From 2005 to 2009, a national cadre of experts performed an initial risk screening of all Corps’ dams, including those in the District.  The screening gave each dam a relative risk rating to prioritize dams with highest risk first.

The new approach also expanded the routine inspection program to include periodic assessments every 10 years, in addition to the periodic inspections already performed on each dam every five years.  These periodic inspections are the backbone of the dam safety program, Hess-Brittelle said.

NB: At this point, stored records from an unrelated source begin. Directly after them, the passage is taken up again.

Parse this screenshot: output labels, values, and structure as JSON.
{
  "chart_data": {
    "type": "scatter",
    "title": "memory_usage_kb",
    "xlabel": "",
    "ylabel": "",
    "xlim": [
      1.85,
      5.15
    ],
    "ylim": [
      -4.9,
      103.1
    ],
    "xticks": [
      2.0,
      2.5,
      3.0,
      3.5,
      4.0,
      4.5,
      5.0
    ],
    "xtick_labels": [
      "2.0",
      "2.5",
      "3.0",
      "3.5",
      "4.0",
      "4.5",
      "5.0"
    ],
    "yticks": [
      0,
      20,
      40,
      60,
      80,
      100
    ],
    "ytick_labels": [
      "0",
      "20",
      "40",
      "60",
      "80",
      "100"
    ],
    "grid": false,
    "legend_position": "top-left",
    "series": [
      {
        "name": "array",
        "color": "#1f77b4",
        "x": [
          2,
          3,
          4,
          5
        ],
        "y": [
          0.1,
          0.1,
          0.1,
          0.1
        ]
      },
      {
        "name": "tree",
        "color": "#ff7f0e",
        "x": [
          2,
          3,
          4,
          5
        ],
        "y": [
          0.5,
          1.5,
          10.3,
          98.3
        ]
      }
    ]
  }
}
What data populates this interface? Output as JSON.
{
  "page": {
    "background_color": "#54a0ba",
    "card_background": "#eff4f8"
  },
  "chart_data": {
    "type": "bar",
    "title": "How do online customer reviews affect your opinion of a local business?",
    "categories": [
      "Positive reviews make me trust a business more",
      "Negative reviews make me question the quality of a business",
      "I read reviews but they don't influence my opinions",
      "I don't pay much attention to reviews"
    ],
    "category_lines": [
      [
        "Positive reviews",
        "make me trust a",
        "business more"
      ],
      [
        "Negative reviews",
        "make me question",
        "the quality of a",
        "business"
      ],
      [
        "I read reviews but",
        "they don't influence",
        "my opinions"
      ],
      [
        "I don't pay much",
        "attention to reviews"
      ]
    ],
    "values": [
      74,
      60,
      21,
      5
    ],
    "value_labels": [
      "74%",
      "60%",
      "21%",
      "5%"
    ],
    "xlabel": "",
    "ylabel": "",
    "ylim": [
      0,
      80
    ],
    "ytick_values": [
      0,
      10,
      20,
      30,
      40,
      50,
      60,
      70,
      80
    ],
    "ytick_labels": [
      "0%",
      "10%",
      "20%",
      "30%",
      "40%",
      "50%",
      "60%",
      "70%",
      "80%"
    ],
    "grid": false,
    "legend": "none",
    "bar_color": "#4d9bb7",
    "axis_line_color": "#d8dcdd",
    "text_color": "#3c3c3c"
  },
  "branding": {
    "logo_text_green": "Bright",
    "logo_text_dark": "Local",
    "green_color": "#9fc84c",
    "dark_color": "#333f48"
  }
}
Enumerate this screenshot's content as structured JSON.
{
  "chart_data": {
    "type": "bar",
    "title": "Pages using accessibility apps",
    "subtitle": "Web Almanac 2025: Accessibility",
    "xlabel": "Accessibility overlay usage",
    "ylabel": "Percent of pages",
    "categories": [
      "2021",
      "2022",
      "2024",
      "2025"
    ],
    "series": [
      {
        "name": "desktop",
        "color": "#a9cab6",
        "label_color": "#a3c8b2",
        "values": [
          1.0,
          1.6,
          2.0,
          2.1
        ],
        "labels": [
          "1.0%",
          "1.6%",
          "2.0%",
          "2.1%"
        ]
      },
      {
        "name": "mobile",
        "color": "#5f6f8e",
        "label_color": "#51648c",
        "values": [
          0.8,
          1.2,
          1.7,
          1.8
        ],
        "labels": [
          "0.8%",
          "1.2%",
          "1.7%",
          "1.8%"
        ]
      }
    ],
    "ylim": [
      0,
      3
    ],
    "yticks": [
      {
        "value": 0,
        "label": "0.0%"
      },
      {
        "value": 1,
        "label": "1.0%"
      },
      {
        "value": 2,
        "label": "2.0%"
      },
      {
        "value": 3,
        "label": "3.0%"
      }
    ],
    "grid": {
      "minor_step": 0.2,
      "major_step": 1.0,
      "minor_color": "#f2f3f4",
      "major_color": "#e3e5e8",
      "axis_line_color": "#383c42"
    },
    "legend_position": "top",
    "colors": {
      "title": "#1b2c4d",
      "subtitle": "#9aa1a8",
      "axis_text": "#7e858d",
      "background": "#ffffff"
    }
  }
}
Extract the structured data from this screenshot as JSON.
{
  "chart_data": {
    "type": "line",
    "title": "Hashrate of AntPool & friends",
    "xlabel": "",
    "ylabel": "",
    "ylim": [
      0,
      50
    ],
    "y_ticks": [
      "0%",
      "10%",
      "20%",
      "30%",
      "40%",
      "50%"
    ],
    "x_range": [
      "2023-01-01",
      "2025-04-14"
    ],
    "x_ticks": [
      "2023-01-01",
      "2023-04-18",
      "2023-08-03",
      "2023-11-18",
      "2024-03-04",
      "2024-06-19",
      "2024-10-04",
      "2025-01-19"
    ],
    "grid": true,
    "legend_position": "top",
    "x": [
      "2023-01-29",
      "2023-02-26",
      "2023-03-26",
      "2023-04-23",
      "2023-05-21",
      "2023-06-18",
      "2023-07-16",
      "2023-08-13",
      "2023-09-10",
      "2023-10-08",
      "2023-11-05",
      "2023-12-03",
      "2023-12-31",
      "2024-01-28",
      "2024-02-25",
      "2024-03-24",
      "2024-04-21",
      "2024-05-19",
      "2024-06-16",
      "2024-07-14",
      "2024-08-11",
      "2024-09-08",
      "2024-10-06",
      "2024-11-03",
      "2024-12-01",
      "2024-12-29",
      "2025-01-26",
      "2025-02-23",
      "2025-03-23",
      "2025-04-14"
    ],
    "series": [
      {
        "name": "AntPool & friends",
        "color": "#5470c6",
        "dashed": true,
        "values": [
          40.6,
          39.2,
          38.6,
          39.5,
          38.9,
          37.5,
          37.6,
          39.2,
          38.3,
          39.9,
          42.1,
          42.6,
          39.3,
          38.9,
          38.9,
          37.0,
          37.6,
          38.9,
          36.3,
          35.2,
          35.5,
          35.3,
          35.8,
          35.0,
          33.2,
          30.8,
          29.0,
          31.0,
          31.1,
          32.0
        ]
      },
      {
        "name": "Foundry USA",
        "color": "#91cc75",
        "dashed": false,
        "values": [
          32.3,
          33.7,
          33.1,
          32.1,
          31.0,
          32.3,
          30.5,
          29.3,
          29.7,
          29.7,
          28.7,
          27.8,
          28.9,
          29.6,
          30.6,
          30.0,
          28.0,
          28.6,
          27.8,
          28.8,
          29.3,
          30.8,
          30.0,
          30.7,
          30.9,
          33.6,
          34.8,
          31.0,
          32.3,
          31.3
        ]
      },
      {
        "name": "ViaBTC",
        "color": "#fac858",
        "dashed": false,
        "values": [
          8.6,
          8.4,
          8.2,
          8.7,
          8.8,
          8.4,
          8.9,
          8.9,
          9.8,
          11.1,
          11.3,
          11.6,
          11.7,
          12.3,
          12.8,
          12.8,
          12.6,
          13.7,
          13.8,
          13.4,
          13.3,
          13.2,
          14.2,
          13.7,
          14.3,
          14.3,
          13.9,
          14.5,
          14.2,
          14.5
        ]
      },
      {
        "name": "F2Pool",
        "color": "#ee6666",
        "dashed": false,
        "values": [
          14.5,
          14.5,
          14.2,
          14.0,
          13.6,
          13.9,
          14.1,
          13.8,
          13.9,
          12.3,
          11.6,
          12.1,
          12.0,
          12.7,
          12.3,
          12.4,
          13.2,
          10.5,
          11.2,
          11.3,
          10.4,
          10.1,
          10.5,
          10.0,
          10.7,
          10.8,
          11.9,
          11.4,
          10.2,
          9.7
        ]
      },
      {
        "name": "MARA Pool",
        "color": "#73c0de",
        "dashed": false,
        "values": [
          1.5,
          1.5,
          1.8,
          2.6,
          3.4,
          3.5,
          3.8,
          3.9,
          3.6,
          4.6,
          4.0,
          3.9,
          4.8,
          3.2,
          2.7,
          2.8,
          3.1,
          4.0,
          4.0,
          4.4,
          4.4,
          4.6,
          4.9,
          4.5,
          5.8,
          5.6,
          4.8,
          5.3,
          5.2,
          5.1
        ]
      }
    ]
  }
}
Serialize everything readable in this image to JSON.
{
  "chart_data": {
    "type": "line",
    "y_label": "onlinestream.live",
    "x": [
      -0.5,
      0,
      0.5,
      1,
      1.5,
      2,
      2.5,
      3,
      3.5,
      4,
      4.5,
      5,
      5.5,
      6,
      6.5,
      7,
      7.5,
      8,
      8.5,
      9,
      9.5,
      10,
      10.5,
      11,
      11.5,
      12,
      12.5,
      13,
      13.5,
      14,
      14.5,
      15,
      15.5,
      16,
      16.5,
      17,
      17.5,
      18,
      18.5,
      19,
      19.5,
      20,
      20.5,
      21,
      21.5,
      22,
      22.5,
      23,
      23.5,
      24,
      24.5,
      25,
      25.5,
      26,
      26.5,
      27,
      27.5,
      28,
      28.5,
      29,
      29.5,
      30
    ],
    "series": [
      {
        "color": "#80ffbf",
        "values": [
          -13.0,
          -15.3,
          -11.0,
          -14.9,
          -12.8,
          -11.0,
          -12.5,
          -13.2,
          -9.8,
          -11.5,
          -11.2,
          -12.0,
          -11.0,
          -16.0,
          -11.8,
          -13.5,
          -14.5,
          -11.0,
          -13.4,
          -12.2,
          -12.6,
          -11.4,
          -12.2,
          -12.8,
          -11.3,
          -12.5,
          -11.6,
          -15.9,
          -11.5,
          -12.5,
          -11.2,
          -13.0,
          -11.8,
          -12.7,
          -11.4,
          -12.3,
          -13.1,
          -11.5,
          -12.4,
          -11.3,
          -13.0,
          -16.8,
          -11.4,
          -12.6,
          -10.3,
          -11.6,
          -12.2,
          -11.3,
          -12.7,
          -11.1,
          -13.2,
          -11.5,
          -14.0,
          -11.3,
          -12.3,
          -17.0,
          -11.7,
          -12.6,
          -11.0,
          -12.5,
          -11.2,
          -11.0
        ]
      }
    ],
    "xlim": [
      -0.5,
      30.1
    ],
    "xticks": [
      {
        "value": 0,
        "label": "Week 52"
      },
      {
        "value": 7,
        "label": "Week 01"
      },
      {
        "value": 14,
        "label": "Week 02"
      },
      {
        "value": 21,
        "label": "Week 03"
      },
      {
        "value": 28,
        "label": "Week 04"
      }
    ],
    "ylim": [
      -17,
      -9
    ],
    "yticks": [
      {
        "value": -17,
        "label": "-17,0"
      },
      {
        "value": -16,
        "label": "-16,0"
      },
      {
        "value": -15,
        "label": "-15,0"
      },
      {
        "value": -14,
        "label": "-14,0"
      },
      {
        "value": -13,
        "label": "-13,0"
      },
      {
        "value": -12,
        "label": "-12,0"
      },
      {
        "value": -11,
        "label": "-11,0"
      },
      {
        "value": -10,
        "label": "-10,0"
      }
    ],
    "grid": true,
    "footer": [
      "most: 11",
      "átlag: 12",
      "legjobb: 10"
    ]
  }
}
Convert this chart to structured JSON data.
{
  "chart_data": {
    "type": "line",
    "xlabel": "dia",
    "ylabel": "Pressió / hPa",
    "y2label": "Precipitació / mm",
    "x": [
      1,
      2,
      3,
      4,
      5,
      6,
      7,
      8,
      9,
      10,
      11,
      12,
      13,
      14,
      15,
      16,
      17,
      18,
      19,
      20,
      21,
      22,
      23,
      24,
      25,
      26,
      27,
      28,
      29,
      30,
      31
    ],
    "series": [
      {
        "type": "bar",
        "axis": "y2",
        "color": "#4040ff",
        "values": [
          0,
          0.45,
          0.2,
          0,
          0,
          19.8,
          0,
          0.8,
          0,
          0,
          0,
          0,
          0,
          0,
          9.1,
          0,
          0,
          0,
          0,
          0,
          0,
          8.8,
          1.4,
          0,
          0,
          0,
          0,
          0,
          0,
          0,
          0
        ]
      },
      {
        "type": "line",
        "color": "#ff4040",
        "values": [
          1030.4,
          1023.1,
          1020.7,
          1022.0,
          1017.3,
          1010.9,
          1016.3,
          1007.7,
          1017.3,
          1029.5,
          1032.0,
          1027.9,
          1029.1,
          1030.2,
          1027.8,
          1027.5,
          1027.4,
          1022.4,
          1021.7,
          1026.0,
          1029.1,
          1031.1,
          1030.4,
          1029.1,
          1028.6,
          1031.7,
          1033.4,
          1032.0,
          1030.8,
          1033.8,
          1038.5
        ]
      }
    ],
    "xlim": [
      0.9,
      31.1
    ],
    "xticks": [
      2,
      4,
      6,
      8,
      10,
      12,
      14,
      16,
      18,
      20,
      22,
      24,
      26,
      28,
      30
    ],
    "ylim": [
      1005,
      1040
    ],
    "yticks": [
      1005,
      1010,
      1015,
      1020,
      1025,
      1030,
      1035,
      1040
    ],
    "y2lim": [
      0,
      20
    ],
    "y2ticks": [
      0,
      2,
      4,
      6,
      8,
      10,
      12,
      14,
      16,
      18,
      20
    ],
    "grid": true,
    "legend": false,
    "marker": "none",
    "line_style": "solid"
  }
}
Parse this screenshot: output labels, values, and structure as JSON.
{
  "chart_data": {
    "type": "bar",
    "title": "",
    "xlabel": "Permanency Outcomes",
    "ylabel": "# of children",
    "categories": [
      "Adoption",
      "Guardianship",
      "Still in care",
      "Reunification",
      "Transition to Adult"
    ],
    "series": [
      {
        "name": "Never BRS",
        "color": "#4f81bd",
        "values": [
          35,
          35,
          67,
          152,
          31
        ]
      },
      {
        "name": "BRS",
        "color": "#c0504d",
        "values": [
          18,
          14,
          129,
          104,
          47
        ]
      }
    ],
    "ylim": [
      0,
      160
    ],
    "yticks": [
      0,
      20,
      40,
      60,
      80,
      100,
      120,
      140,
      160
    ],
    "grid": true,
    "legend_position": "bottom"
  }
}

The assessments will help dam safety experts look at the bigger picture in terms of the probability, for example, of a reservoir reaching water surface elevations that could initiate a dam failure.

The District’s first periodic assessment was conducted this summer on Trinidad Dam, near Trinidad, Colorado.  Besides District personnel from Engineering and Operations and Hydrology and Hydraulics sections, experts from the Sacramento and Seattle districts and the Risk Management Center participated, offering an “unbiased set of eyes,” which Hess-Brittelle said “makes for a better assessment.”

The assessment process consisted of an inspection, a Potential Failure Mode Analysis (PFMA) and a Qualitative Risk Assessment (QRA).  To save money and resources, the assessment was done in conjunction with a periodic inspection.  The assessment also included a review of historic dam data, as the assessment team had gathered any historic reports available at the Trinidad and District offices and scanned and archived them.

During the PFMA, the team brainstormed all the ways Trinidad Dam could fail without breaking the laws of physics.  Then the credible failure modes were developed and assessed using a QRA.  In the draft assessment report, the team has preliminarily concluded that Trinidad Dam is not as vulnerable as the initial risk screening suggests.  Much of the risk is driven by the fact that the City of Trinidad is located only two miles downstream.

Among the report’s other recommendations are improved risk communication with the surrounding communities, including partnering exercises using the Emergency Action Plan with local, state and federal interests; closer monitoring of seepage; installation of inclinometers to monitor embankment movement; replacing or rehabilitating piezometers, as needed; and increasing surveillance and monitoring for reservoir pools above 6,220 feet.

Future periodic assessments are planned at a rate of one dam a year, with Abiquiu Dam next.